Catholic University of America religion and culture professor Dr. Bill Dinges told those gathered that Pope Francis’ encyclical “elevates the importance of ecological concerns to a new level of magisterial importance, and heightens ecumenical interests towards global environmental challenges and motivates discussion and action with a sense of urgency. “
“This is a moral issue, not just a political one,” Dinges said.
Rear Admiral David Titley (ret.), an internationally-recognized expert on climate change, the Arctic and national security, outlined the impact of rising sea levels on the Hampton Roads area. “These threats include potential impacts on national security, military installations and military readiness,” he said. Captain Ray Toll (ret.), director of Coastal Resilience Research at Old Dominion University, told the crowd that the solution to the threats posed by climate change will require a “multidisciplinary effort of concerned citizens, scientific experts, federal agencies, and local municipalities.”
Commander Andy Presby, a Norfolk resident and Sacred Heart parishioner, recounted how rising sea tides have flooded and damaged his family’s home three times in the past 5 years. (Commander Presby provided his remarks as a member of the Norfolk community. His comments are his own and should not be taken to represent the views of the United States Navy or any other piece of the federal government.)

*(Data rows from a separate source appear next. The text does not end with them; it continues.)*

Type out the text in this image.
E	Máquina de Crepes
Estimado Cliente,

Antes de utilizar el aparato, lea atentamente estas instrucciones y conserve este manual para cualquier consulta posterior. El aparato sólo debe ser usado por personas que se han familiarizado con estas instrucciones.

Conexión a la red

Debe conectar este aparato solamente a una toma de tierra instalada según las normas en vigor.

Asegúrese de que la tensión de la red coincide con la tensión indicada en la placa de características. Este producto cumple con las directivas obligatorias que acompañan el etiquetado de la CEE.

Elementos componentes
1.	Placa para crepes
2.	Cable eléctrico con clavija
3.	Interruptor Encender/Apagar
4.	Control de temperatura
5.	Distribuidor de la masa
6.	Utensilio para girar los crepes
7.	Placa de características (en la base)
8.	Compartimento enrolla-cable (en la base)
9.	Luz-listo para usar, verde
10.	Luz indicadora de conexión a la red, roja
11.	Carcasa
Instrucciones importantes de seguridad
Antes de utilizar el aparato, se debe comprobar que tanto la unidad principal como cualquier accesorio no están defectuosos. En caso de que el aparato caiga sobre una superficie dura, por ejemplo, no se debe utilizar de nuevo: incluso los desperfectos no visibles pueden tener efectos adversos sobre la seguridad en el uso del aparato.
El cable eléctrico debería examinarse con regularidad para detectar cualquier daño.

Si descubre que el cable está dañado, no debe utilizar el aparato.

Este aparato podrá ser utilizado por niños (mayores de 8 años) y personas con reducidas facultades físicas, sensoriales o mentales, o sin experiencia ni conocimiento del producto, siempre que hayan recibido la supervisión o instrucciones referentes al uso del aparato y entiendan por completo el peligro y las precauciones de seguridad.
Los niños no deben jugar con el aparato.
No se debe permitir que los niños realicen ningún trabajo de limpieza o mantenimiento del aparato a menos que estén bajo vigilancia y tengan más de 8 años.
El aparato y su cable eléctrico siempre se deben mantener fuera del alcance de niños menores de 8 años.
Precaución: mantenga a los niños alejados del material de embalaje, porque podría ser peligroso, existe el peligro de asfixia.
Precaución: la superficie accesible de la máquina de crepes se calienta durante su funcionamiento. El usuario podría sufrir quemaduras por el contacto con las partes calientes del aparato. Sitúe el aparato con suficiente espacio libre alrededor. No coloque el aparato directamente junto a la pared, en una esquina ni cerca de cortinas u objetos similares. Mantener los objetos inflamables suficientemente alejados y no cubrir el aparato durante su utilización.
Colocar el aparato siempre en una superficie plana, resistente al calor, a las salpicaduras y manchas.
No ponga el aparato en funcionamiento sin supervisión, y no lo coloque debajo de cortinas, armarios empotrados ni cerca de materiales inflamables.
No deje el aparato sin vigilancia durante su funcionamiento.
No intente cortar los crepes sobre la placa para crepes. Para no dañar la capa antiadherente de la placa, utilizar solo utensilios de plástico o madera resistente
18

How can Catholics and non-Catholics alike answer Pope Francis’ call to dialogue and action to “protect God’s handiwork,” as Bishop DiLorenzo implored? Dan Misleh, director of the Catholic Climate Covenant, urged the crowd to “contact their legislators, take the St. Francis Pledge, and sign up for the Catholic Climate Covenant and Virginia Catholic Conference advocacy networks.”
Most importantly, however, all of us should prayerfully consider the Holy Father’s call to dialogue and action by being open to hearing the words Pope Francis has shared with the Church and the world.